I’ve got a site which I’ve developed using Trellis, Sage (8) and Bedrock. I’m using gulp during development, Trellis to deploy (to AWS), etc. and all working great.

The only problem is that the client wants to take on the site after go-live and they’re not particularly techie. This means that they want to update CSS and templates within WordPress admin directly, etc.

I’m thinking of a list of things I’ll have to change so that they can maintain the site going forwards. Currently I’m thinking of:

  • Disable minification of the generated CSS file
  • Allow Plugin and Theme Update and Installation (DISALLOW_FILE_MODS->false)
  • Allow the Plugin and Theme Editor (DISALLOW_FILE_EDIT->false)

If anyone has experience of this then I’d really like to hear how you’ve approached things.

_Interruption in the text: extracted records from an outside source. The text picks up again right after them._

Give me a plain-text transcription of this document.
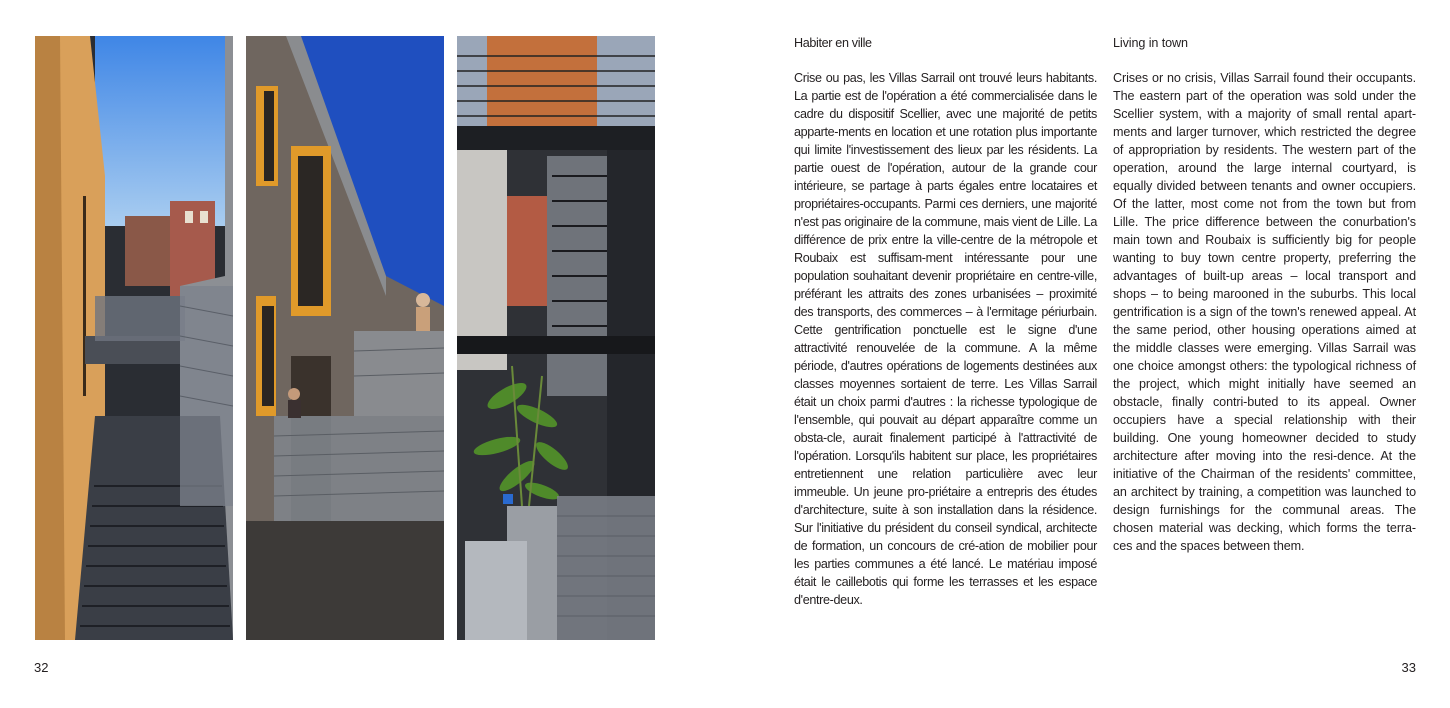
32
Habiter en ville

Crise ou pas, les Villas Sarrail ont trouvé leurs habitants. La partie est de l'opération a été commercialisée dans le cadre du dispositif Scellier, avec une majorité de petits apparte-ments en location et une rotation plus importante qui limite l'investissement des lieux par les résidents. La partie ouest de l'opération, autour de la grande cour intérieure, se partage à parts égales entre locataires et propriétaires-occupants. Parmi ces derniers, une majorité n'est pas originaire de la commune, mais vient de Lille. La différence de prix entre la ville-centre de la métropole et Roubaix est suffisam-ment intéressante pour une population souhaitant devenir propriétaire en centre-ville, préférant les attraits des zones urbanisées – proximité des transports, des commerces – à l'ermitage périurbain. Cette gentrification ponctuelle est le signe d'une attractivité renouvelée de la commune. A la même période, d'autres opérations de logements destinées aux classes moyennes sortaient de terre. Les Villas Sarrail était un choix parmi d'autres : la richesse typologique de l'ensemble, qui pouvait au départ apparaître comme un obsta-cle, aurait finalement participé à l'attractivité de l'opération. Lorsqu'ils habitent sur place, les propriétaires entretiennent une relation particulière avec leur immeuble. Un jeune pro-priétaire a entrepris des études d'architecture, suite à son installation dans la résidence. Sur l'initiative du président du conseil syndical, architecte de formation, un concours de cré-ation de mobilier pour les parties communes a été lancé. Le matériau imposé était le caillebotis qui forme les terrasses et les espace d'entre-deux.

Living in town

Crises or no crisis, Villas Sarrail found their occupants. The eastern part of the operation was sold under the Scellier system, with a majority of small rental apart-ments and larger turnover, which restricted the degree of appropriation by residents. The western part of the operation, around the large internal courtyard, is equally divided between tenants and owner occupiers. Of the latter, most come not from the town but from Lille. The price difference between the conurbation's main town and Roubaix is sufficiently big for people wanting to buy town centre property, preferring the advantages of built-up areas – local transport and shops – to being marooned in the suburbs. This local gentrification is a sign of the town's renewed appeal. At the same period, other housing operations aimed at the middle classes were emerging. Villas Sarrail was one choice amongst others: the typological richness of the project, which might initially have seemed an obstacle, finally contri-buted to its appeal. Owner occupiers have a special relationship with their building. One young homeowner decided to study architecture after moving into the resi-dence. At the initiative of the Chairman of the residents' committee, an architect by training, a competition was launched to design furnishings for the communal areas. The chosen material was decking, which forms the terra-ces and the spaces between them.

33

Your approach seems pretty solid, but I say let them learn. If they can’t see the value you provide as a developer, then let them learn the hard way. You shouldn’t need to bend over backwards to accommodate for their lack of value in your work. And the degree to which they value your work will reflect how much they value their own endeavours.

From, a developer who has found themself in similar situations too often.

1 Like

If you do this in any way, you will end up being responsible for supporting it when they break it on a Friday afternoon.

For clients that want to self-maintain we use beaver builder along with acf and custom post types to balance their ability to update content and have flexibility, while keeping things clean and reliable. This is the right solution.

Plugin and them update installation along with files edits just guarantees the site will get hacked. Having them locked down is one of the greatest benefits of Trellis. It also means random things can get changed without the site being in source control

We always will install plugins for clients for free on any of the sites we host, but they can’t do it them selves because the requests are normally:

  • An unnecessary or scary plugin like a file manager or an additional seo or adwords or youtube or gallery plugin when that functionality already exists and they don’t realise
  • A piece of crap from themeforest that will break and destroy a live site when there is an alternative you can easily recommend and install instead to get them a good result
  • It’s a whole set of new functionality that needs to be through through set up properly and tested, not just dropped on a live site

If they are insistent that they want to play with everything with no knowledge. You should de-bedrock it, hand it over as-is and let them get it installed on their own hosting. Make it clear that it’s not supported as it’s not safe, secure or best-practice.

If a surgeon has a patient that wants to perform procedures on themselves, they don’t help enable it. You don’t want to get involved. If this sounds overly harsh then it’s borne from many weak moments of letting people self-manage when it’s outside their knowledge and skills.

I put this in many of my themes which I built, for the less advance user or SEO guy who want to make some changes without the build process. Then just make sure to create those two empty files and it’s ok.

function vanilla_assets() {
  wp_enqueue_style('theme/css', get_template_directory_uri().'/assets/styles/theme.css', ['sage/css'], null);
  wp_enqueue_script('theme/js', get_template_directory_uri().'/assets/scripts/theme.js', ['jquery', 'sage/js'], null, true);
add_action('wp_enqueue_scripts', __NAMESPACE__ . '\\vanilla_assets', 110);

Thanks for the reply on this - sorry for not acknowledging sooner!

Hi Keshy - thanks for this suggestion and I did actually use this on the site.